Во время первой перемены группы, заселявшие в зале постоянные углы, перемешались. Даже независимые восьмиклассники снизошли до обсуждения с другими инцидента.
Гимназисты были возмущены, и возмущение это должно было вылиться в какой-то общий протест, общее движение. Каждую минуту можно было ожидать взрыва.
Рыбаков почувствовал первым накаленность гимназической атмосферы и впервые ощутил, что к личным его побуждениям, к личным силам приливает множественная сила товарищей. Это было совсем новое для него чувство, совсем новое ощущение, и оно придало движениям, голосу, всему существу Рыбакова необыкновенную оживленность. В один-два часа он разительно переменился. На щеках выступил румянец, глаза загорелись, чуть сутулая спина распрямилась. Он был как в горячке.

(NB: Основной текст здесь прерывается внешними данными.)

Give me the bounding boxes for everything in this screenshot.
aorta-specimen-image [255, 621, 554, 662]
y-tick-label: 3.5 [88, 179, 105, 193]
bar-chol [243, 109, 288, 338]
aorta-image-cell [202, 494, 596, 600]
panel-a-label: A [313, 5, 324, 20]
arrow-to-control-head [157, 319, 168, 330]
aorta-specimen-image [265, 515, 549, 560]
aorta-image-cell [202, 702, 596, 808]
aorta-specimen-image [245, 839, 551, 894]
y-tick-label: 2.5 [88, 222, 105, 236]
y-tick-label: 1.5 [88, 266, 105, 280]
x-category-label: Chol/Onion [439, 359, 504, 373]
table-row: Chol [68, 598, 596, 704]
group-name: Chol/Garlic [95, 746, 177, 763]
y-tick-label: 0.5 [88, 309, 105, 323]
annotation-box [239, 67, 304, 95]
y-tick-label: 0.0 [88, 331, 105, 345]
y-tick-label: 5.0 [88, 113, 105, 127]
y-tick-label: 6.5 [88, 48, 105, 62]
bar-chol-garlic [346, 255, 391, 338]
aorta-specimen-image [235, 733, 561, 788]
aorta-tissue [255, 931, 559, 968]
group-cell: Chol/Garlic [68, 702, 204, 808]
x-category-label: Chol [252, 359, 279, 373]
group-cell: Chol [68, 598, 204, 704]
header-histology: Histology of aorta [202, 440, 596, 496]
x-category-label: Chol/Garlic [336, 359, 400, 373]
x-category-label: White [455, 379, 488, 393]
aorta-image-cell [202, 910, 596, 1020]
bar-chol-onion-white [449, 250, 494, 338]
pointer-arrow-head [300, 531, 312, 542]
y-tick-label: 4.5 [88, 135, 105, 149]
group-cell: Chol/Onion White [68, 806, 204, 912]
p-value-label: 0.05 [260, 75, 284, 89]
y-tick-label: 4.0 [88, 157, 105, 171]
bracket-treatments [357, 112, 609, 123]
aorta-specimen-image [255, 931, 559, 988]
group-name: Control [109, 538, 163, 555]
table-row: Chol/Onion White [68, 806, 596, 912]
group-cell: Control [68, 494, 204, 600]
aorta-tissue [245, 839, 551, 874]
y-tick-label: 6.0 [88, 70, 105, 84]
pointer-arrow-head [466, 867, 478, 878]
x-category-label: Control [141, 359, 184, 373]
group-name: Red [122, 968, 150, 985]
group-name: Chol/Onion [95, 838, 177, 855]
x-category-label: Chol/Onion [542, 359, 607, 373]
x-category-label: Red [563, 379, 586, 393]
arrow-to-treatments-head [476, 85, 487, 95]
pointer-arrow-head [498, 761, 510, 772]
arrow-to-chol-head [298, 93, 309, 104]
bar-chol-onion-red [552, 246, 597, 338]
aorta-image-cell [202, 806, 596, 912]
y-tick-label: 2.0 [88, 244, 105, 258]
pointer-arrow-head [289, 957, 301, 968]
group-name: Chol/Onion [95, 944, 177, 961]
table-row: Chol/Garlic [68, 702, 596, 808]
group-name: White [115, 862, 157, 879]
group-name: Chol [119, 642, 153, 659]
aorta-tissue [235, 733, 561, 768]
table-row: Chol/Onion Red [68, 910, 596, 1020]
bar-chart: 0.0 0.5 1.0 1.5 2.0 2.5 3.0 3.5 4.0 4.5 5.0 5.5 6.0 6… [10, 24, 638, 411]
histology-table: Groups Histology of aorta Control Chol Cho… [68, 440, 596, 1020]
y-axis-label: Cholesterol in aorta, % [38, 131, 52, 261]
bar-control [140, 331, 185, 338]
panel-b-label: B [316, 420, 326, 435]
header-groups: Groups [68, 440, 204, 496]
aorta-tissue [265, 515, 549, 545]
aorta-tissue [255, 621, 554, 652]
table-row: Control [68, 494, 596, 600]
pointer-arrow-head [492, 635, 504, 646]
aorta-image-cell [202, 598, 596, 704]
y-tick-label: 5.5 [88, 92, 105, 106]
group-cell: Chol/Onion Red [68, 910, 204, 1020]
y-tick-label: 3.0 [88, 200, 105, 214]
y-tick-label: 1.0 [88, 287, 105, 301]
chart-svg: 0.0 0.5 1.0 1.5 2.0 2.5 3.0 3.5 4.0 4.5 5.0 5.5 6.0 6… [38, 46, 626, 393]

Красков весь день не спускал с него глаз и следовал за Рыбаковым, куда бы тот ни кинулся. Им овладело неизъяснимое любопытство, к которому примешивалась изрядная доля мстительного злорадства. Он не мог себе простить своего душевного движения, когда Рыбаков, в союзе с белолицей луной, подстерег, перехватил это движение, этот порыв. Теперь он в свою очередь подстерег этого молчальника. Рыбаков раскрывается перед ним, обнажается. Красков насмешливо щурит глаза:
— Прямо Гарибальди, честное слово. Вождь народный. Бомбы, только бомбы и не хватает. У Никишина одолжи. У него, наверное, под кроватью где-нибудь спрятана.
— Сбегаем к пятиклассникам, — быстро перебивает Рыбаков, — потолкуем с ними.
Красков удивлен не только тем, что Рыбаков идет толковать с какими-то пятиклассниками, но и тем, что ему, Краскову, вдруг тоже захотелось бежать, именно бежать, а не идти к этим пятиклассникам и говорить с ними, хотя он смутно представляет себе, о чём, собственно, следует говорить. Перед Рыбаковым он, однако, не раскрывает внутреннего своего движения, а наоборот, пытается замаскировать его.
— Ерунда, — говорит он, равнодушно поглаживая пробор, — зачем к пятиклассникам?
Тем не менее он идет следом за Рыбаковым, идет и к восьмиклассникам, и вниз, в тайную курилку, с прибытием Аркадия Борисовича прекратившую свое существование, а нынче снова заработавшую. На втором уроке он получает от Рыбакова записку: «После звонка задержись в классе». Он остается вместе с Никишиным, Ситниковым и Илюшей, получившими такие же записки.
— Бунт? — усмехается он, усаживаясь на подоконник.
— Бунт! — весело отвечает Рыбаков и ударяет ладонью по парте.
— Никишин, тащи бомбу, — не унимается Красков.
— Можно и без бомбы, — откликается Никишин. — Заманить Петрония в гардеробную, накрыть шинелями да проучить как следует быть. Увидите, если не станет как шелковый.
— Брось, пожалуйста, — досадливо отмахивается Рыбаков. — Порешь несусветное, просто уши вянут. Тут речь должна идти о том, чтобы организоваться как-то и надавить на них всей гимназией.
— Нет, честное слово, — перебивает Никишин, — накрыть шинелями — разлюбезное дело.
Он расправляет литые, тяжелые плечи и сжимает тугой кулак. Он полон злобы, он ослеплен своим невероятным планом. Напрасно Рыбаков пытается доказать вздорность никишинского плана и говорит о немедленном начале каких-то общих действий. Никишин со злым упрямством настаивает на своем.
В разгар спора в класс заглядывает Мезенцов.
— Пожалуйте в зал, — говорит он, распахивая двери.
Гимназисты замолкают и не двигаются с места. Они пытаются отсидеться. Тем временем Красков вступает в дипломатические переговоры с Мезенцовым. Но за спиной его появляется, раскачиваясь на голенастых ногах, вездесущий инспектор.
— В чем дело? — спрашивает Адам Адамович со всегдашней своей лисьей ласковостью. — Что за скопление светил? Извольте отправляться в зал, господа.
После этого ничего не остается, как подняться и уйти.